Sometimes, art starts in the most unexpected places. For Kate Van Vliet, it began at home during the pandemic, surrounded by newborn twins and a pile of eggshells. Her neighbors had started dropping off fresh eggs from their backyard flock as a kind gesture, and at first, it was just a simple exchange. But day after day, the colorful shells started stacking up on her kitchen counter—soft blues, pale browns, creamy whites—and something about them caught her eye.
With life feeling like a never-ending loop of diapers, feedings, and exhaustion, Van Vliet saw the shells as little time capsules. Every one marked a day survived, another moment passed in the strange haze of early motherhood during lockdown. That’s when the idea for Fault Lines was born.

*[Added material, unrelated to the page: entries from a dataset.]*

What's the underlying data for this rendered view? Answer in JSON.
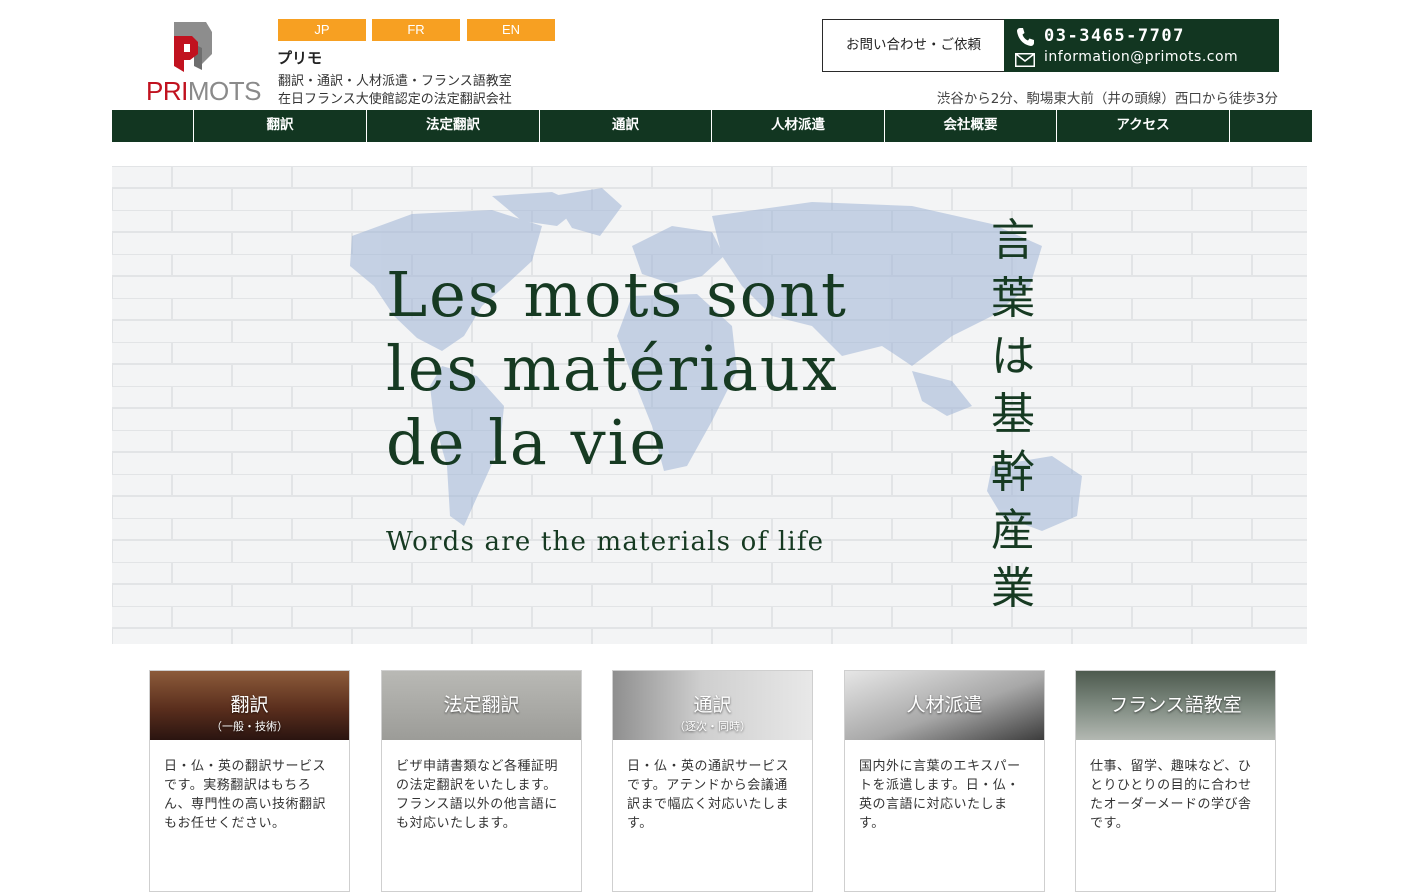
{
  "header": {
    "logo_text_a": "PRI",
    "logo_text_b": "MOTS",
    "brand_name": "プリモ",
    "tagline_1": "翻訳・通訳・人材派遣・フランス語教室",
    "tagline_2": "在日フランス大使館認定の法定翻訳会社",
    "languages": [
      "JP",
      "FR",
      "EN"
    ],
    "contact_label": "お問い合わせ・ご依頼",
    "phone": "03-3465-7707",
    "email": "information@primots.com",
    "access_note": "渋谷から2分、駒場東大前（井の頭線）西口から徒歩3分"
  },
  "nav": {
    "items": [
      "翻訳",
      "法定翻訳",
      "通訳",
      "人材派遣",
      "会社概要",
      "アクセス"
    ]
  },
  "hero": {
    "line_1": "Les mots sont",
    "line_2": "les matériaux",
    "line_3": "de la vie",
    "subtitle": "Words are the materials of life",
    "vertical": [
      "言",
      "葉",
      "は",
      "基",
      "幹",
      "産",
      "業"
    ]
  },
  "cards": [
    {
      "title": "翻訳",
      "subtitle": "（一般・技術）",
      "text": "日・仏・英の翻訳サービスです。実務翻訳はもちろん、専門性の高い技術翻訳もお任せください。"
    },
    {
      "title": "法定翻訳",
      "subtitle": "",
      "text": "ビザ申請書類など各種証明の法定翻訳をいたします。フランス語以外の他言語にも対応いたします。"
    },
    {
      "title": "通訳",
      "subtitle": "（逐次・同時）",
      "text": "日・仏・英の通訳サービスです。アテンドから会議通訳まで幅広く対応いたします。"
    },
    {
      "title": "人材派遣",
      "subtitle": "",
      "text": "国内外に言葉のエキスパートを派遣します。日・仏・英の言語に対応いたします。"
    },
    {
      "title": "フランス語教室",
      "subtitle": "",
      "text": "仕事、留学、趣味など、ひとりひとりの目的に合わせたオーダーメードの学び舎です。"
    }
  ],
  "colors": {
    "dark_green": "#123621",
    "orange": "#f7a022",
    "logo_red": "#c1121f"
  }
}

Reassembling the delicate fragments, Kate turned those leftover pieces of daily life into something quietly powerful. “Becoming a mother was like entering this world of ritualistic madness,” she explains. “Each day felt like the last, and yet, each one was different in some small way. These eggshells became my way of cataloging it all.”

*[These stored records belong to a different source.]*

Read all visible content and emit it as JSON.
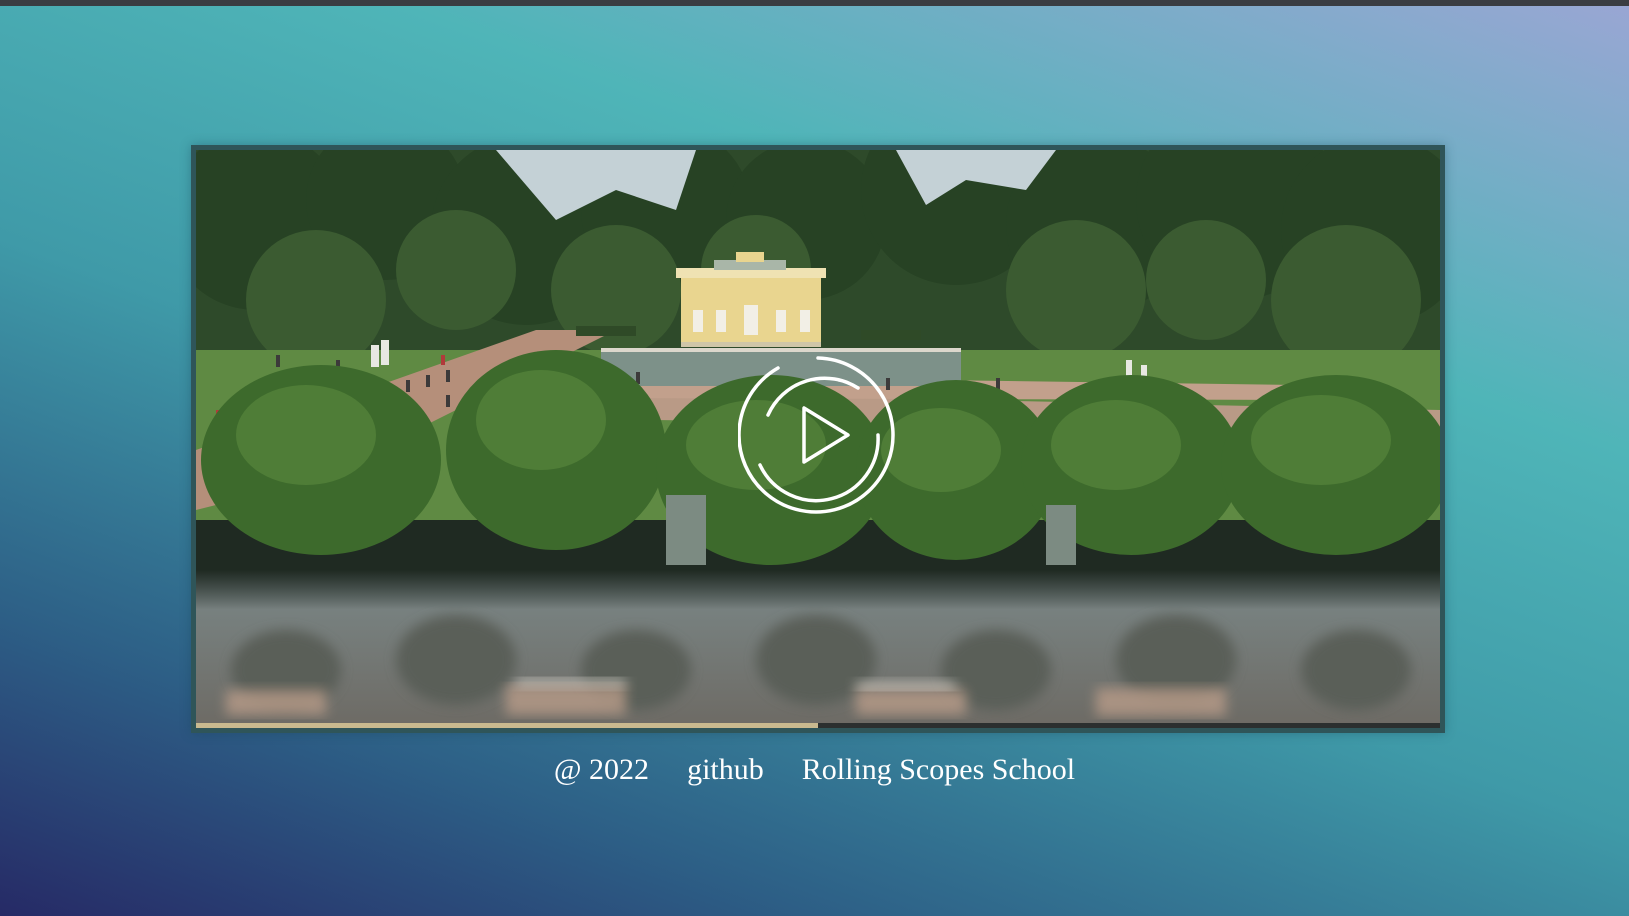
{
  "player": {
    "progress": 0.5
  },
  "footer": {
    "year": "@ 2022",
    "github_label": "github",
    "school_label": "Rolling Scopes School"
  },
  "icons": {
    "play": "play-icon"
  },
  "colors": {
    "progress_fill": "#c9b98f",
    "progress_track": "#2b2f2f",
    "footer_text": "#ffffff"
  }
}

The Fault Lines series doesn’t just showcase her artistic vision—it tells a story of resilience, repetition, and finding beauty in the everyday. In a time when many felt disconnected, Van Vliet grounded herself in the fragments of routine. What started as pandemic motherhood became a meditation on time, identity, and the delicate balance between chaos and calm.
With Fault Lines, Kate Van Vliet offers a reminder: even in the most repetitive days, there’s something worth noticing. Something fragile, familiar, and quietly beautiful.